Thursday 6 September 2012

Malta and its underground tunnels


Well, am in Malta and adjusting to the change in climate, change in job and change in home.  Still a bit shell shocked at how quickly one’s life can change.  Walked along the sea front and was blown away by how beautiful this island is.  A sense of history everywhere.  Huge walled city from the time of the Crusades and each street looks like it is out of an Indiana Jones film.  You expect secret passages and underground tombs, intricate stone carvings are everywhere.  Having lived on Rhodes for almost a decade it is weird to be on Malta as when the Crusaders left Rhodes it was to Malta they came.  It feels like I am following their path, albeit centuries later.  Spotted a group of older local people in the middle of a bay with huge hats on their heads while treading water.  There were almost half a dozen of them all happily chatting away while the huge walls of the city loomed overhead.  Decided to go for a swim there too, as from my experience such characters generally know the best places to swim.  It was delightful and the water so refreshing from the heat.  Gosh, you really feel alive and awake.  One of the ancient stories about this island claimed that one could walk underground from one end of Malta to the other, through ancient tunnels and catacombs.  So it is weird to find this fascinating bit about Malta in National Geographic 2009.



Lost Crusaders' Tunnels Found Near Palace on Malta

Discovered in February 2009 in the capital of the Mediterranean island nation of Malta, this tunnel is thought to be part of a centuries-old underground water system built by the Knights of Malta.

Established in the 11th century, the military order was a key fighting force in the Crusades and The Knights of Malta ruled the island from 1530 to 1798. For centuries it's been said that the crusading Knights of Malta constructed an underground city on the Mediterranean island of Malta, sparking rumours of secret carriageways and military labyrinths.

Now a tunnel network has been uncovered beneath the historic heart of the Maltese capital of Valletta fueling excitement about the truth of such rumours.
The newfound tunnels are said to date back to the 16th and early 17th centuries, when the knights—one of the major Christian military orders of the 11th- to 13th-century Crusades—fortified Valletta against Muslim attack.

The tunnels were uncovered on February 24 during an archaeological survey of the city's Palace Square in advance of an underground-garage project.
Experts think the newly revealed tunnels—though tall enough to allow human passage—formed part of an extensive water system used to pipe vital supplies to the city.
The tunnels were found beneath Palace Square, opposite the Grandmaster's Palace.

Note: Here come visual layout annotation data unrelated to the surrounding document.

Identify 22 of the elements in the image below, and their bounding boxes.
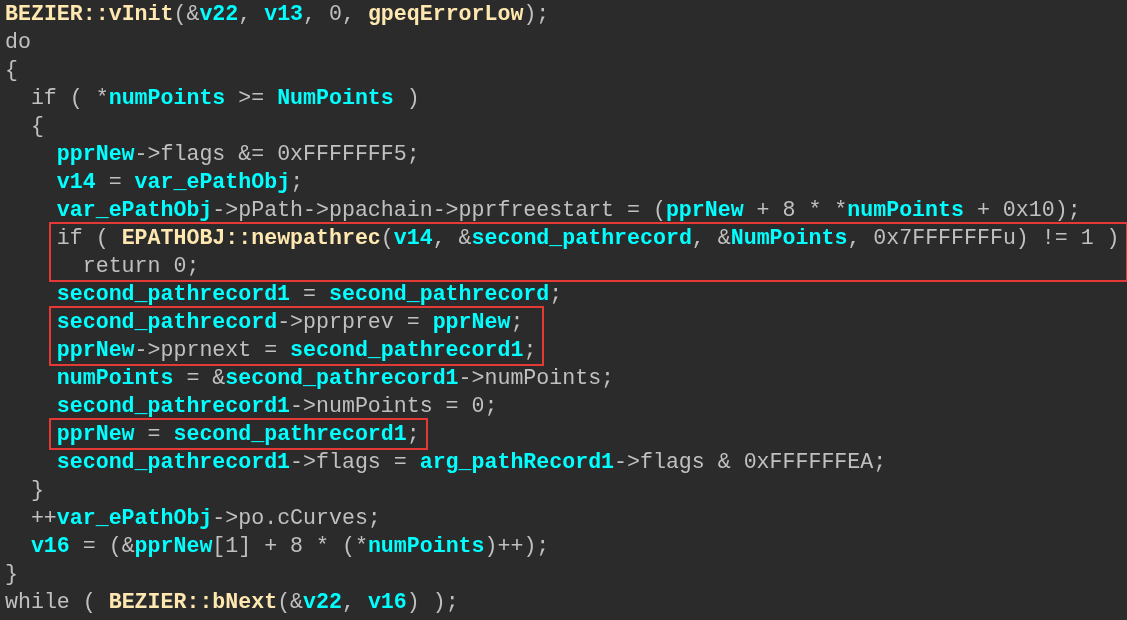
code-line: } xyxy=(5,561,18,588)
code-line: numPoints = &second_pathrecord1->numPoints; xyxy=(56,365,615,392)
code-line: second_pathrecord1 = second_pathrecord; xyxy=(56,281,563,308)
code-line: second_pathrecord1->flags = arg_pathRecord1->flags & 0xFFFFFFEA; xyxy=(56,449,887,476)
code-line: do xyxy=(5,29,31,56)
code-line: ++var_ePathObj->po.cCurves; xyxy=(30,505,381,532)
code-line: second_pathrecord1->numPoints = 0; xyxy=(56,393,498,420)
code-line: if ( EPATHOBJ::newpathrec(v14, &second_pathrecord, &NumPoints, 0x7FFFFFFFu) != 1 ) xyxy=(56,225,1120,252)
code-line: pprNew->flags &= 0xFFFFFFF5; xyxy=(56,141,420,168)
code-line: pprNew = second_pathrecord1; xyxy=(56,421,420,448)
code-line: BEZIER::vInit(&v22, v13, 0, gpeqErrorLow); xyxy=(5,1,550,28)
code-line: { xyxy=(5,57,18,84)
code-line: v14 = var_ePathObj; xyxy=(56,169,304,196)
code-line: second_pathrecord->pprprev = pprNew; xyxy=(56,309,524,336)
code-line: return 0; xyxy=(82,253,200,280)
code-line: if ( *numPoints >= NumPoints ) xyxy=(30,85,420,112)
code-line: while ( BEZIER::bNext(&v22, v16) ); xyxy=(5,589,459,616)
code-line: pprNew->pprnext = second_pathrecord1; xyxy=(56,337,537,364)
code-line: v16 = (&pprNew[1] + 8 * (*numPoints)++); xyxy=(30,533,550,560)
code-line: { xyxy=(30,113,44,140)
code-line: } xyxy=(30,477,44,504)
code-line: var_ePathObj->pPath->ppachain->pprfreestart = (pprNew + 8 * *numPoints + 0x10); xyxy=(56,197,1081,224)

Once home to the leader of the Knights of Malta, the palace today houses Malta's legislature and the office of the Maltese president.

First, workers found what's believed to have been an underground reservoir just under the paving stones of Palace Square. Near the bottom of the reservoir, some 40 feet (12 meters) down, they discovered a large opening in a reservoir wall—the entrance to a tunnel, which runs half the length of the square and connects to channels, some of which lead toward the palace.  Water security was a major priority during the city's construction, the goal being to maintain the supply even during future sieges.
Water was therefore transported to the city from valleys to the west via an aqueduct, the remains of which still stand. The Palace Square location of the newfound tunnels supports the idea that the network was intended for water. The tunnel apparently fed a grand fountain in Palace Square via the underground reservoir. The fountain was later moved when the British ruled the island, from 1814 to 1964.
This fountain marked the very important achievement of getting water to the city.
By comparison, major cities like London and Vienna "were still wallowing in their own muck."


Liked that line about London and Vienna wallowing in their own muck!  Just goes to show that making a modern car park can uncover more than you bargained for.  Glad to see the authorities changed their mind about the car park, given the excitement about their unexpected finds underground.